CC: Yes, mercenaries. All of this could have negative consequences for the Haitian people. So we are totally against it. We’re going to send letters to the president of the Security Council, to the countries present, etc. We’ll keep sending them. We’ve already sent a letter to Russia and the African Union.

In the last two years, we’ve sent around five letters to China to explain the situation, our position, etc. We sent a letter to the African Union to say that Kenya should not join this imperialist adventure. So I don’t know, we can’t predict what will happen. I don’t know if Russia and China will veto it or not. It’s very difficult. They’ll probably negotiate Haiti with another agenda, as they always do, right?

But we will do everything possible to project the voice of the Haitian people, who don’t want another military intervention. We believe that there is a way to end the insecurity generated by gangs by controlling arms trafficking. We know where all these weapons come from. They come from the United States and the border; and it’s not that difficult, with the technological means that exist today, to control the flow of arms and ammunition.

Secondly, we argue that the core of this issue is political. In other words, we need to break the alliance that exists between those in charge of the Haitian government and the gangs. It is the basic element that maintains insecurity and why these gangs benefit from state support: total impunity and the supply of arms and ammunition.

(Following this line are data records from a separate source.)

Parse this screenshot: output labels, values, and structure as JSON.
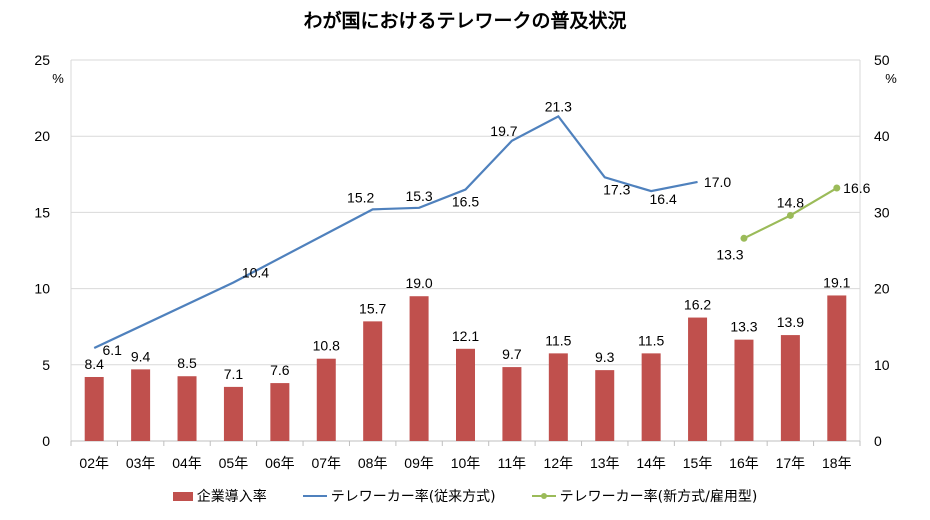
{
  "chart_data": {
    "type": "bar+line",
    "title": "わが国におけるテレワークの普及状況",
    "categories": [
      "02年",
      "03年",
      "04年",
      "05年",
      "06年",
      "07年",
      "08年",
      "09年",
      "10年",
      "11年",
      "12年",
      "13年",
      "14年",
      "15年",
      "16年",
      "17年",
      "18年"
    ],
    "left_axis": {
      "unit": "%",
      "ylim": [
        0,
        25
      ],
      "ticks": [
        0,
        5,
        10,
        15,
        20,
        25
      ]
    },
    "right_axis": {
      "unit": "%",
      "ylim": [
        0,
        50
      ],
      "ticks": [
        0,
        10,
        20,
        30,
        40,
        50
      ]
    },
    "grid": true,
    "legend_position": "bottom",
    "series": [
      {
        "name": "企業導入率",
        "kind": "bar",
        "axis": "right",
        "color": "#c0504d",
        "values": [
          8.4,
          9.4,
          8.5,
          7.1,
          7.6,
          10.8,
          15.7,
          19.0,
          12.1,
          9.7,
          11.5,
          9.3,
          11.5,
          16.2,
          13.3,
          13.9,
          19.1
        ]
      },
      {
        "name": "テレワーカー率(従来方式)",
        "kind": "line",
        "axis": "left",
        "color": "#4f81bd",
        "values": [
          6.1,
          null,
          null,
          10.4,
          null,
          null,
          15.2,
          15.3,
          16.5,
          19.7,
          21.3,
          17.3,
          16.4,
          17.0,
          null,
          null,
          null
        ]
      },
      {
        "name": "テレワーカー率(新方式/雇用型)",
        "kind": "line",
        "axis": "left",
        "color": "#9bbb59",
        "markers": true,
        "values": [
          null,
          null,
          null,
          null,
          null,
          null,
          null,
          null,
          null,
          null,
          null,
          null,
          null,
          null,
          13.3,
          14.8,
          16.6
        ]
      }
    ]
  }
}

We also believe that the police are very weakened. The police need technical support, weapons support, support for everything related to territorial control, etc. And there are enough non-corrupt police officers to really be able to build an alliance between the police and the population to defend themselves and overcome this phenomenon of insecurity.

One of the aims of this military occupation is to humiliate Haiti once again. To show that the solution always comes from outside. “You can’t govern yourselves because you’re black. You thought you could have a state, but you can’t.” It’s the most important ideological goal they’re setting. And it’s also a question of money, because they say there are 400 million dollars available for this intervention and they’re going to fight to see who gets the biggest piece of the pie.

I’ve already pointed out the participation of Augusto Heleno Ribeiro in the attempted coup [in Brasília] of January 2023, which shows very well the characteristics of the military force we had in Haiti. Some members of the military have even said that the Brazilian troops’ work in Haiti was training to reinforce repression and control of the favelas in São Paulo and Rio de Janeiro. I therefore hope that the current Brazilian government will understand this issue and allow the development of new cooperation that really takes into account the interests and will of the Haitian people.